ビットマイン・イマージョン・テクノロジーズ (BitMine Immersion Technologies)のトム・リー会長は10日、CNBCのインタビューで、イーサリアム(ETH)の価格調整が完了したとの見解を示した。
リー氏は「ETHはおそらく今週底を打つ」と述べ、市場の転換点を示唆した。
ビットマインはETHを最大規模で保有する企業として知られ、弱気相場を利用して積極的な買い増しを続けている。
約6億ドルを短期間で買い増し
公式発表によれば、BitMineの財務部門は現在356万ETHを保有しており、市場価格で約75億ドルに相当する。12月第1週には4億3500万ドルを追加購入し、11月24日にも2億ドルを割り当てた。
これにより、短期間での取得額は合計約6億3500万ドルに上る。さらに9日には、4871ETHの追加購入も発表された。
これらの動きは、ETH価格が一時4313ドルまで下落した直後に行われた。発言後、価格は4430ドルまで回復している。
ビットマインの株価は年初来で286%上昇し、12月29日には株主配当を予定。暗号資産(仮想通貨)関連企業としては異例の方針を取っている。
長期視点でのETH選好を強調
リー氏は、今後10〜15年にわたってビットコイン(BTC)よりもETHを選好する姿勢を明確にした。
ブロックチェーン上にロックされた価値と時価総額の比率が、底打ちの指標とされる50%の閾値に近づいていることを根拠に挙げている。
また、ETHとBTCの価格比率が0.032付近にあり、過去8年の平均を下回っている点にも言及。歴史的な水準に戻れば、ETH価格は1万2000ドルに接近する可能性があるとの見方を示した。

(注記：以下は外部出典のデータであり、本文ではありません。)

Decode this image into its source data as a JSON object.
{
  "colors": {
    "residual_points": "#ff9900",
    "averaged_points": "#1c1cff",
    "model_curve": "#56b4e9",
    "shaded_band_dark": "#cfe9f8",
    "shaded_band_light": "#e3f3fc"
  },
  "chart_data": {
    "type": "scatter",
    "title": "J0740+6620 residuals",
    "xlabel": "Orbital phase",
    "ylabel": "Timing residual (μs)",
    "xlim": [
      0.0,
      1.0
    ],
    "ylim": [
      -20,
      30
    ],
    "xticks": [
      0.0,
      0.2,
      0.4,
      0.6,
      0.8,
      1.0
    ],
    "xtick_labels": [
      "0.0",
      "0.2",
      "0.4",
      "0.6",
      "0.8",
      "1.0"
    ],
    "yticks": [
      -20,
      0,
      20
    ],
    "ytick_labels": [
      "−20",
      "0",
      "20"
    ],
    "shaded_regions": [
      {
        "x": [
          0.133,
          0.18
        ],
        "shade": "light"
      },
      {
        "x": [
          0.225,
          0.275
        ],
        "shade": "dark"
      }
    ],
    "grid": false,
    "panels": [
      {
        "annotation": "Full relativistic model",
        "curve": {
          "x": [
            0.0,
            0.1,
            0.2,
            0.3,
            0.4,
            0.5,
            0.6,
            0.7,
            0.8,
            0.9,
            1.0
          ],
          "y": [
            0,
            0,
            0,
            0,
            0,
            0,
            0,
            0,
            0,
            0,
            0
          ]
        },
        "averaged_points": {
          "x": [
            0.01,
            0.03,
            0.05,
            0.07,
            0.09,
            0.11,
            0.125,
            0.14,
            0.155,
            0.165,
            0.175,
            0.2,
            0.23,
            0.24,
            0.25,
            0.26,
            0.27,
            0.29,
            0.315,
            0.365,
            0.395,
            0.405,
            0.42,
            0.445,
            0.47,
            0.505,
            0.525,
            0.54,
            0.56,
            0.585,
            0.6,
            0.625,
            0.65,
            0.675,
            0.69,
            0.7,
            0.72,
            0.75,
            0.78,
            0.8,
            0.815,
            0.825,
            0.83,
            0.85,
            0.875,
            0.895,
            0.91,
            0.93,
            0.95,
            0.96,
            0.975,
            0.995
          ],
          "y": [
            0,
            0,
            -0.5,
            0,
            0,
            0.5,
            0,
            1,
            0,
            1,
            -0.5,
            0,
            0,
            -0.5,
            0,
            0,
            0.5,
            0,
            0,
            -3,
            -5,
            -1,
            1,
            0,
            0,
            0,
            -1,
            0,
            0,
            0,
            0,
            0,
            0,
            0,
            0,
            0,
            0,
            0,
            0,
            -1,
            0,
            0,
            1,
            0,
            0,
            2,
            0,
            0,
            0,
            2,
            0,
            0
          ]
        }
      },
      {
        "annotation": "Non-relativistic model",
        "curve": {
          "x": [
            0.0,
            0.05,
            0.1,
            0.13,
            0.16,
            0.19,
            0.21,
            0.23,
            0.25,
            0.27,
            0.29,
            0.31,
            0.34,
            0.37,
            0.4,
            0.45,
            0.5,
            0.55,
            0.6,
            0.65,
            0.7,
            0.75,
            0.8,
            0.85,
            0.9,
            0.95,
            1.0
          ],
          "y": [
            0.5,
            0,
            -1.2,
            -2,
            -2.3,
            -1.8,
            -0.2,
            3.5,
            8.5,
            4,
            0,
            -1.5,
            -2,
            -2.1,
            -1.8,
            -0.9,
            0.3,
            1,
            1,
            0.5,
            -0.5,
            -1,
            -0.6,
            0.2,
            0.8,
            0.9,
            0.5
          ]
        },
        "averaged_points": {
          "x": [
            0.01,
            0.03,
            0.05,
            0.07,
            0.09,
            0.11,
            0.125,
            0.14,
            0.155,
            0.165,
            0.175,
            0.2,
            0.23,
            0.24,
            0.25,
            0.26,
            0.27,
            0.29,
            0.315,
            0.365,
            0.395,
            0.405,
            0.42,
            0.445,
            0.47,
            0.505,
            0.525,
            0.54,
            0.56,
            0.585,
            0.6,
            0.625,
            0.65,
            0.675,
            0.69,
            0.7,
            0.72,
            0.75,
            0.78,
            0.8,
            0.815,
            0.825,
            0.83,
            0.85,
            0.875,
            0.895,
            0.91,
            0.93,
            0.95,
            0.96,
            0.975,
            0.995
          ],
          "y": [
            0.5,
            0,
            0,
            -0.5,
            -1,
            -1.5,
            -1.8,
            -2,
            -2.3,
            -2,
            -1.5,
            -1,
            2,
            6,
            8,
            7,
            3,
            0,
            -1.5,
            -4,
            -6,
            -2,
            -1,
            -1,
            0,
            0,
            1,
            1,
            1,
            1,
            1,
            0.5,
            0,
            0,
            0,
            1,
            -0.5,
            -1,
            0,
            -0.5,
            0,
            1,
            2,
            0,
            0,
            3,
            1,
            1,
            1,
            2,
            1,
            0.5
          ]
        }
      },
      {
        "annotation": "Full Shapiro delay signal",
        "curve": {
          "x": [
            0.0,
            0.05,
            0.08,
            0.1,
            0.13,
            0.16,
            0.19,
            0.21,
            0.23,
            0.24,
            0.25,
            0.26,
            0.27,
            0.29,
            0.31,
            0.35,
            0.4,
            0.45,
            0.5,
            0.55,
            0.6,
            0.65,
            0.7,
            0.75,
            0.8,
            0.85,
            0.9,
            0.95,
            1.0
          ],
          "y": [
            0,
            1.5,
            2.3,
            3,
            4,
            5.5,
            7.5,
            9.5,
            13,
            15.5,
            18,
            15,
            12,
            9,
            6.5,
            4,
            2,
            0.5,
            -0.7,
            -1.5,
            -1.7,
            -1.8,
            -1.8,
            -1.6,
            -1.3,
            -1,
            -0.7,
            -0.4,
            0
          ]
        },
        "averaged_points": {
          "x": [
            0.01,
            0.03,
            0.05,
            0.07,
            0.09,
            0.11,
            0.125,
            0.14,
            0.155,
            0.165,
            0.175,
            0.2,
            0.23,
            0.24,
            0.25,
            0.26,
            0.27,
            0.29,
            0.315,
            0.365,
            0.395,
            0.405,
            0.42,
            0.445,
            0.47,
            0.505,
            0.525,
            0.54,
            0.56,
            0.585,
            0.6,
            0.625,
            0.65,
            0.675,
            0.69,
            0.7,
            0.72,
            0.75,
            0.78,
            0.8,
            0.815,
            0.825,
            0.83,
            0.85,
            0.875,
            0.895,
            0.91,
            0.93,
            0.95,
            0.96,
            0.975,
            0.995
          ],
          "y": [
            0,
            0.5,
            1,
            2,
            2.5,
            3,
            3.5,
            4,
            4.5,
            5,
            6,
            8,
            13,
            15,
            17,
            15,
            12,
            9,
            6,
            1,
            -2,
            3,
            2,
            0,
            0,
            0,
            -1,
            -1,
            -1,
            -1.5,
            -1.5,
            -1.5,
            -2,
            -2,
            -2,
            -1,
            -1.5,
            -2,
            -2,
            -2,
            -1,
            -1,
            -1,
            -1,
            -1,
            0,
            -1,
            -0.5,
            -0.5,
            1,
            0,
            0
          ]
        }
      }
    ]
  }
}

同氏は、現在の局面を「1971年、米国が金本位制を放棄した瞬間」になぞらえ、金融構造の転換点が訪れていると指摘。FRBの利下げ観測もリスク資産にとって追い風になるとした。
さらに、「10月の清算ショックから8週間以上が経過しており、ファンダメンタルズを重視した相場環境に戻りつつある」と述べた。